Re: [isabelle] rigorous axiomatic geometry proof in Isabelle

On Fri, 25 May 2012, Bill Richter wrote:

Makarius's port proved a theorem that's false, the last theorem below,
C1.  The problem seems to be Makarius's axiom

A5: "a ≠ b ⟹ Bet a b c ⟹ Bet a' b' c' ⟹ a b c ≐≐ a' b' c' ⟹
     b d ≐ b' d' ⟹ c d ≐ c' d'"

I think this is my error, from my Isabelle file 6Tarski.thy, which I
think I posted here.  My deepest apologies!  I should have written

and A5: "∀ a b c d a' b' c' d' . not(a = b) ∧ B a b d ∧ B a' b' d'
             ∧ a b ≡ a' b' ∧ b c ≡ b' c' ∧ a d ≡ a' d' ∧ b d ≡ b' d'
                       =⇒ c d ≡ c' d'"

which is basically Tarksi's version of the SAS axiom (which Tarski
cleverly defined without having angles!), which I got right in miz3

Of course the theorem was true under the given assumptions. It happens routinely in formalizations that something else is formalized than expected. This is why unguarded axiomatizations are so dangerous. Here we made a locale definition instead, and in the worst case the corresponding predicate tarski_first7 could turn out to be always False, not more no less.

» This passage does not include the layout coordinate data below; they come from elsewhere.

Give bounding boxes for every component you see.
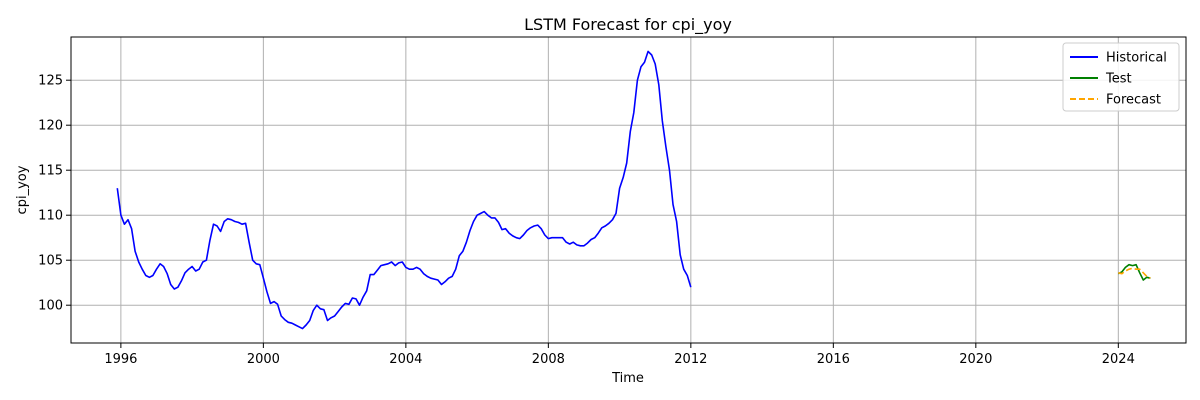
y-tick-label: 105 bbox=[38, 254, 63, 269]
legend: Historical Test Forecast bbox=[1062, 42, 1180, 112]
y-tick-label: 120 bbox=[38, 119, 63, 134]
x-tick-label: 2024 bbox=[1102, 352, 1135, 367]
series-line-forecast bbox=[1118, 267, 1151, 279]
legend-label-forecast: Forecast bbox=[1106, 93, 1161, 108]
series-layer bbox=[116, 50, 1151, 330]
legend-label-test: Test bbox=[1105, 72, 1132, 87]
x-tick-label: 2016 bbox=[817, 352, 850, 367]
series-line-test bbox=[1117, 263, 1151, 281]
y-tick-label: 110 bbox=[38, 209, 63, 224]
y-tick-label: 115 bbox=[38, 164, 63, 179]
x-axis-ticks: 1996 2000 2004 2008 2012 2016 2020 2024 bbox=[104, 343, 1135, 367]
x-tick-label: 2008 bbox=[532, 352, 565, 367]
x-tick-label: 2012 bbox=[674, 352, 707, 367]
grid bbox=[71, 37, 1186, 343]
y-tick-label: 100 bbox=[38, 299, 63, 314]
x-tick-label: 2004 bbox=[389, 352, 422, 367]
y-axis-ticks: 100 105 110 115 120 125 bbox=[38, 74, 71, 314]
x-tick-label: 2020 bbox=[959, 352, 992, 367]
x-tick-label: 2000 bbox=[247, 352, 280, 367]
series-line-historical bbox=[116, 50, 692, 330]
legend-box bbox=[1062, 42, 1180, 112]
chart-title: LSTM Forecast for cpi_yoy bbox=[524, 15, 732, 35]
y-tick-label: 125 bbox=[38, 74, 63, 89]
x-tick-label: 1996 bbox=[104, 352, 137, 367]
plot-frame bbox=[70, 36, 1187, 344]
x-axis-label: Time bbox=[611, 371, 644, 386]
y-axis-label: cpi_yoy bbox=[15, 165, 30, 214]
legend-label-historical: Historical bbox=[1106, 51, 1167, 66]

I made the change, and now jedit gives an error, with do-not-enters on the last 4 lines:

 with neq Bet Bet have "y x ≐ y y" using `b x ≐ b y` by (rule A5)
 then show ?thesis by (rule A3)


So I uncommented the assumption
   and "Bet a b x"
but I still get these 4 do-not-enters.  Uh, would you try try again?

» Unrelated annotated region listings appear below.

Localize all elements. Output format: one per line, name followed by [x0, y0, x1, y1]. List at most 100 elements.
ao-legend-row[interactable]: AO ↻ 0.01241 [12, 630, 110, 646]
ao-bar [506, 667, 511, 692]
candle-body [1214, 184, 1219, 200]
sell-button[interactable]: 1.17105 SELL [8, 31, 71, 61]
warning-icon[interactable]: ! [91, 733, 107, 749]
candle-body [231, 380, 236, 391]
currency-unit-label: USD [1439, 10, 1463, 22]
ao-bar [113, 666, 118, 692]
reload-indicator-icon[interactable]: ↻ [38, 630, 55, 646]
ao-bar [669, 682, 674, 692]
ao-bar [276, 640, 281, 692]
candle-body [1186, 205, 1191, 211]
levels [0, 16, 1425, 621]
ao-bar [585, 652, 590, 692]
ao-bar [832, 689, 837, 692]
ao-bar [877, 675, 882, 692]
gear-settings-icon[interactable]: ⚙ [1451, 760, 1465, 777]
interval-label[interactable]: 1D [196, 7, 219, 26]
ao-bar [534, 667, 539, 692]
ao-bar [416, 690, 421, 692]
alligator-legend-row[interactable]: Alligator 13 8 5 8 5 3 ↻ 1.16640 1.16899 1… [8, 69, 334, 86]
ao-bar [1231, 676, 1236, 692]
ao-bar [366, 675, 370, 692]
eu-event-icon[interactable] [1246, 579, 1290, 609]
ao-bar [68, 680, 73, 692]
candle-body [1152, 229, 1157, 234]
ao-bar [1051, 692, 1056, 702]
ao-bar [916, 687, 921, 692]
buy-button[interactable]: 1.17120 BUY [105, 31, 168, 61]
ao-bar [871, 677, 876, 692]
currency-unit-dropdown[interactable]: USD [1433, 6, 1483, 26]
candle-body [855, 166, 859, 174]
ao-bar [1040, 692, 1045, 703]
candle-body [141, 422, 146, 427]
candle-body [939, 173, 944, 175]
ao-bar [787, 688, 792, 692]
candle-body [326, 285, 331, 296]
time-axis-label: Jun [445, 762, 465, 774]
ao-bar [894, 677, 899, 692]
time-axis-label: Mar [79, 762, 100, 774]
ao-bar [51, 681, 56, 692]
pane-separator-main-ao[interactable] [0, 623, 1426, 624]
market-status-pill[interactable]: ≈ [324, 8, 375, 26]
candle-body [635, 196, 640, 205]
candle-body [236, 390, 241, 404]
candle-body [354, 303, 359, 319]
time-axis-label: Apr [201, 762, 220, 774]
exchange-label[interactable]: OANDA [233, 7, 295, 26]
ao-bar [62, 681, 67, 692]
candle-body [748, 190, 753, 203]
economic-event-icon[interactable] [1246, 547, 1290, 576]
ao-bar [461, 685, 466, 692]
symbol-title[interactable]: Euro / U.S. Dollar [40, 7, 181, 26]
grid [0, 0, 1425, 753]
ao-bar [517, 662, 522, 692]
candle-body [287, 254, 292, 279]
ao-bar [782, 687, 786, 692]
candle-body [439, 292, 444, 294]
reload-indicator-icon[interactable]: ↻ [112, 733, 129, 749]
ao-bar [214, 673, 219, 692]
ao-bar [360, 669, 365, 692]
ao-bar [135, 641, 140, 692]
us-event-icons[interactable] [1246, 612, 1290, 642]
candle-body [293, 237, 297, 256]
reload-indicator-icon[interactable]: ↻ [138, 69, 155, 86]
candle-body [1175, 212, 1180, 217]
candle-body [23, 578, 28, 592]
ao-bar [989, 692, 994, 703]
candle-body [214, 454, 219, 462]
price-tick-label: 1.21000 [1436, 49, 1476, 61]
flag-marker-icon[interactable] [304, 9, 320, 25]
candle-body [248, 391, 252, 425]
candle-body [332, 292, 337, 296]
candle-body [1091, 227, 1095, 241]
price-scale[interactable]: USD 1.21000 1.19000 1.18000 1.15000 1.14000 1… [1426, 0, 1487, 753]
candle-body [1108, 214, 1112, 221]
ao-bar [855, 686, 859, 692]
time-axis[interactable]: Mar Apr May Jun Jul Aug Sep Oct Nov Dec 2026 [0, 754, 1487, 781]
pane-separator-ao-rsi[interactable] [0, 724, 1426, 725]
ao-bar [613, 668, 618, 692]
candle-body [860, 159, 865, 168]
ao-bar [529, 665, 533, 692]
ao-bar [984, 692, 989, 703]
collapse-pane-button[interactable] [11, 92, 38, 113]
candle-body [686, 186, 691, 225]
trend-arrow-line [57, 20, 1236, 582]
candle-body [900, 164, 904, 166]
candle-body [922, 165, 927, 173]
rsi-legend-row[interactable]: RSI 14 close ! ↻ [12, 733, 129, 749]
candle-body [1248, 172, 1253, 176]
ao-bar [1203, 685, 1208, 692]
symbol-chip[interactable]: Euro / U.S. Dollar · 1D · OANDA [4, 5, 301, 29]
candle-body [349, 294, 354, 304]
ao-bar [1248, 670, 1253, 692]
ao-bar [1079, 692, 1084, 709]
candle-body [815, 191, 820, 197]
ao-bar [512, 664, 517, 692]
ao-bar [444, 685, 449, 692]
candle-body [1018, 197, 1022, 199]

Here is my proof with the amended locale definition:

lemma C1:
  assumes neq: "a ≠ b"
    and Bet1: "Bet a b y"
    and Bet2: "Bet a b x"
    and b: "b x ≐ b y"
  shows "y = x"
proof -
  have "y x ≐ y y"
  using neq Bet2 Bet1 _ b
  proof (rule A5)
    show "a b y ≐≐ a b y" ..
  then show ?thesis by (rule A3)

We are doing precise single step reasoning here, which means all the slots for the rules need to be filled in the correct order. This is not Mizar or any of the Mizar modes for HOL, which are centered around classic predicate logic with some builtin proof automation to bridge larger gaps.

Note that the precise natural deduction of the Pure Isar proof has exhibited the mistake in the A5 specification, in the first place.

A few things confuse me about your code, e.g.

 defines "a b c ≐≐ x y z ≡ a b ≐ x y ∧ a c ≐ x z ∧ b c ≐ y z"

So ≡ means "if and only if", which in HOL-Light is <=>?

No it is Pure equality. Unlike 'definition', the 'defines' element cannot work with object-level =.

Two of Tarski's first 7 axioms are constructive (some point x exists),
A4 and A7, and you proved rules for them, using what I thought was a
very powerful automation tool blast:

lemma A4_rule: obtains x where "Bet q a x" and "a x ≐ b c"
 using A4 by blast

and then used A4 by e.g. writing

obtain x where x: "Bet q a x" "a x ≐ a a" by (rule A4_rule)

Hmm, you don't have to do that in Mizar or Freek's miz3.

The locale definition only allows closed Pure rule statements, not the open Isar form with fixes/assumes--shows/obtains, so I proved them as lemmas later on in the context. By doing that, the heavy-duty classical reasoning of blast was clearly isolated in some derived rules. In Mizar or miz3, it would have intruded the proof, and the mistake in your A5 would not have been discovered. (You did not have it in the miz3 version that you sent me, but in the Isabelle attempt.)

Let me explain why your last result shouldn't be true:

lemma C1:
 assumes neq: "a ≠ b"
   and Bet: "Bet a b y"
(*  and "Bet a b x"    -- "FIXME unused"  *)
   and "b x ≐ b y"
 shows "y = x"
proof -
 have 1: "a b ≐ a b" ..
 have 2: "b y ≐ b y" ..
 have "a b y ≐≐ a b y" ..
 with neq Bet Bet have "y x ≐ y y" using `b x ≐ b y` by (rule A5)
 then show ?thesis by (rule A3)

Tarski's axioms hold in the plane R^2, in which the result means this.

Let `l' be the line containing two distinct points `a' and `b'.  Take
`y' to be a point on `l' so that b is between a and y.  (That means
that y can equal b.)   Now take a point x in the plane so that
length bx = length by.
Then x = y.

Of course that's false (unless y = b). There's a whole circle of such points x, with center b and radius length by.

That is an informal argument. It merely motivates why something in the formalization had to be amended.